What about flowers? Guests can select boutonnieres and wrists corsages. And they can have their photos taken. Those photos, if all the technology runs smoothly, will be part of the gift bag they’ll receive at the end of the night.
Next a limousine will whisk them from the school to the church, less than a mile away. At the church, buddies will crown the guests, who will then walk the red carpet amid cheers from adoring fans and camera flashes from paparazzi.
Jeff Evans from Christian radio station STAR 93.3 has been tapped to announce each guest, and FOX 19 morning anchors Dan Wells and Kara Sewell are slated to greet each guest at the end of the red carpet, Meyer said.
Once inside, guests can enjoy heavy appetizers from Barleycorn’s, Gigi’s cupcakes, karaoke, music, dancing, a recorded message from celebrity athlete and foundation founder Tim Tebow and a balloon drop. A quiet room will be available for guests who may need a break from the activities.
For safety, all volunteers are required to have background checks and training about disabilities. Also, nurses, emergency medical technicians and law enforcement personnel will be at the church and school to help ensure everyone has a healthy and safe time, Meyer said.
Parents and caregivers who prefer to stay on site are welcome to visit a respite area offering food, games, movies, activities and a place to talk with one another.
While the Tim Tebow Foundation provides funding, Meyer said the church couldn’t host as big of an event without the help of area businesses, who are pitching in with donated and discounted goods and services. Add to that the 275 volunteers, and you’ve got a community coming together for the special night.
Fun with friends
Kelsey Coleman is looking forward to the big night and has happy memories from last year’s prom, she told me over the phone earlier this week.
“It was fun when we got to ride in the limo with the escorts, and we got to walk on the red carpet,” she said. Her absolute favorite thing? “I had fun dancing with all my friends.”
Brigitte Coleman made sure her daughter got signed up as soon as they heard registration was open for this year’s prom. “She did not want to miss it,” she said.
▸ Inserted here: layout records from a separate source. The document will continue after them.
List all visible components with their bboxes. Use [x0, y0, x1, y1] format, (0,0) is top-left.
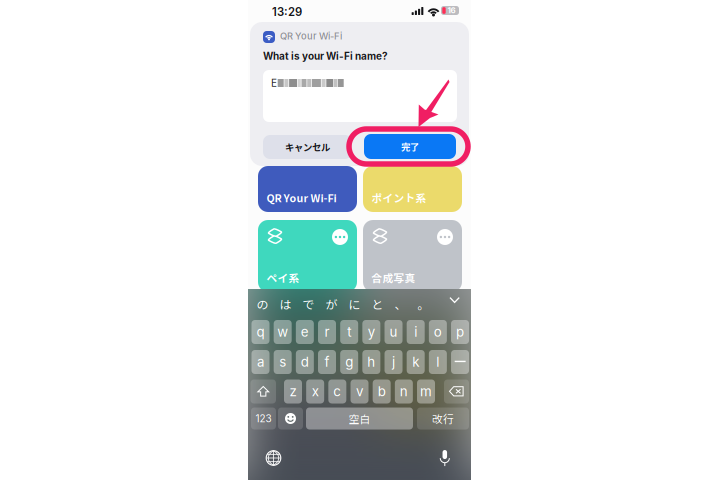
staticText: q — [256, 324, 264, 340]
button[interactable]: k — [407, 350, 425, 374]
button[interactable]: x — [306, 380, 324, 404]
button[interactable]: g — [340, 350, 358, 374]
staticText: c — [333, 383, 341, 400]
staticText: 。 — [418, 295, 430, 313]
staticText: r — [324, 324, 330, 340]
button[interactable] — [278, 408, 303, 430]
staticText: i — [414, 324, 417, 340]
button[interactable]: s — [274, 350, 292, 374]
staticText: の — [256, 295, 268, 313]
staticText: は — [280, 295, 292, 313]
button[interactable]: o — [429, 320, 447, 344]
staticText: z — [290, 383, 296, 400]
button[interactable]: i — [407, 320, 425, 344]
staticText: x — [312, 383, 319, 400]
button[interactable]: で — [296, 292, 320, 316]
staticText: t — [347, 324, 351, 340]
button[interactable]: n — [395, 380, 413, 404]
staticText: p — [456, 324, 464, 340]
staticText: で — [302, 295, 314, 313]
button[interactable]: f — [318, 350, 336, 374]
staticText: w — [277, 324, 288, 340]
button[interactable]: QR Your Wi-Fi — [258, 166, 357, 212]
staticText: 改行 — [432, 411, 454, 426]
staticText: g — [345, 354, 353, 370]
staticText: 16 — [448, 6, 456, 15]
button[interactable]: v — [350, 380, 368, 404]
staticText: 合成写真 — [372, 270, 416, 285]
staticText: a — [257, 354, 264, 370]
button[interactable]: 。 — [412, 292, 436, 316]
staticText: l — [436, 354, 439, 370]
button[interactable]: は — [274, 292, 298, 316]
staticText: キャンセル — [285, 140, 330, 154]
staticText: E — [271, 77, 277, 89]
button[interactable]: 合成写真 — [363, 220, 462, 292]
button[interactable]: w — [274, 320, 292, 344]
staticText: 空白 — [348, 411, 370, 426]
button[interactable]: l — [429, 350, 447, 374]
staticText: ペイ系 — [266, 270, 300, 285]
staticText: h — [367, 354, 375, 370]
staticText: e — [301, 324, 309, 340]
button[interactable]: m — [417, 380, 435, 404]
button[interactable]: ペイ系 — [258, 220, 357, 292]
staticText: m — [420, 383, 432, 400]
staticText: QR Your Wi-Fi — [280, 30, 342, 42]
button[interactable]: c — [328, 380, 346, 404]
button[interactable]: a — [252, 350, 270, 374]
button[interactable]: 完了 — [364, 134, 456, 159]
button[interactable]: の — [250, 292, 274, 316]
button[interactable]: ー — [451, 350, 469, 374]
staticText: 完了 — [401, 140, 419, 153]
staticText: n — [400, 383, 408, 400]
button[interactable]: j — [384, 350, 402, 374]
button[interactable]: b — [373, 380, 391, 404]
staticText: が — [326, 295, 338, 313]
button[interactable]: に — [342, 292, 366, 316]
button[interactable]: t — [340, 320, 358, 344]
staticText: ポイント系 — [372, 190, 426, 205]
button[interactable]: 123 — [251, 408, 276, 430]
button[interactable]: Switch keyboard — [266, 450, 282, 466]
staticText: s — [279, 354, 286, 370]
staticText: 13:29 — [272, 5, 302, 19]
staticText: o — [434, 324, 442, 340]
staticText: 、 — [394, 295, 406, 313]
button[interactable]: r — [318, 320, 336, 344]
staticText: b — [378, 383, 386, 400]
button[interactable]: Dictate — [438, 450, 452, 467]
button[interactable]: q — [252, 320, 270, 344]
button[interactable]: y — [362, 320, 380, 344]
button[interactable] — [250, 380, 276, 404]
button[interactable]: が — [320, 292, 344, 316]
button[interactable]: z — [284, 380, 302, 404]
staticText: 123 — [256, 412, 272, 425]
button[interactable]: 改行 — [417, 408, 469, 430]
button[interactable]: p — [451, 320, 469, 344]
staticText: y — [368, 324, 375, 340]
staticText: ー — [454, 354, 466, 370]
button[interactable]: 、 — [388, 292, 412, 316]
button[interactable]: e — [296, 320, 314, 344]
button[interactable]: u — [384, 320, 402, 344]
button[interactable] — [444, 380, 469, 404]
button[interactable]: d — [296, 350, 314, 374]
button[interactable]: 空白 — [306, 408, 413, 430]
button[interactable]: h — [362, 350, 380, 374]
staticText: u — [390, 324, 398, 340]
staticText: What is your Wi-Fi name? — [263, 50, 388, 62]
staticText: と — [372, 295, 384, 313]
staticText: j — [392, 354, 395, 370]
button[interactable]: と — [366, 292, 390, 316]
staticText: d — [301, 354, 309, 370]
button[interactable]: ポイント系 — [363, 166, 462, 212]
staticText: k — [412, 354, 419, 370]
staticText: QR Your Wi-Fi — [266, 190, 336, 205]
staticText: v — [356, 383, 363, 400]
staticText: に — [348, 295, 360, 313]
button[interactable]: Hide keyboard — [449, 296, 460, 304]
button[interactable]: キャンセル — [263, 135, 352, 159]
staticText: f — [324, 354, 330, 370]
Brigitte said she appreciates the February prom being held in addition to the Royal Prom, which occurs at Crossroads church in September. A prom around Valentine’s Day creates an opportunity for couples and friends to celebrate together, she said.
Even though she did not use the respite area, Brigitte said it was a welcome offering. And she said she enjoyed seeing Kelsey get to ride in a limo.
Events like the prom help people with special needs expand their social circles, Brigitte said. They meet each others’ friends, she said, and create relationships with volunteers so that they are included more in society.
“I would love to see other things come from this at other churches,” Brigitte said.
A need to help
Catherine Willis sat in one of the blue-cushioned, metal-framed chairs at Florence United Methodist Church last week waiting under the high peaked ceiling for orientation to begin. A first-time Night to Shine volunteer, Willis is a paraeducator at Ockerman Middle School. She sat with her daughter Emily Edwards, a teacher at New Haven Elementary in the autism unit, who had told her about the volunteer opportunity.
“We needed to help,” Willis said. “[Everyone] should have an opportunity to enjoy every aspect of life, and they shouldn’t be limited by any perceived disability that they have.”
People with special needs, she said, should be surrounded by people who want to bring out the best in them.
Volunteers at last year’s prom also benefited from the experience. “I think we learned a lot from the guests about how to enjoy life,” Meyer said.
He noted how grateful the church is for support from the community, local businesses and the Tim Tebow Foundation. “The response from the community to this event,” Meyer said, “is just an example of the type of community we are all blessed to be a part of.”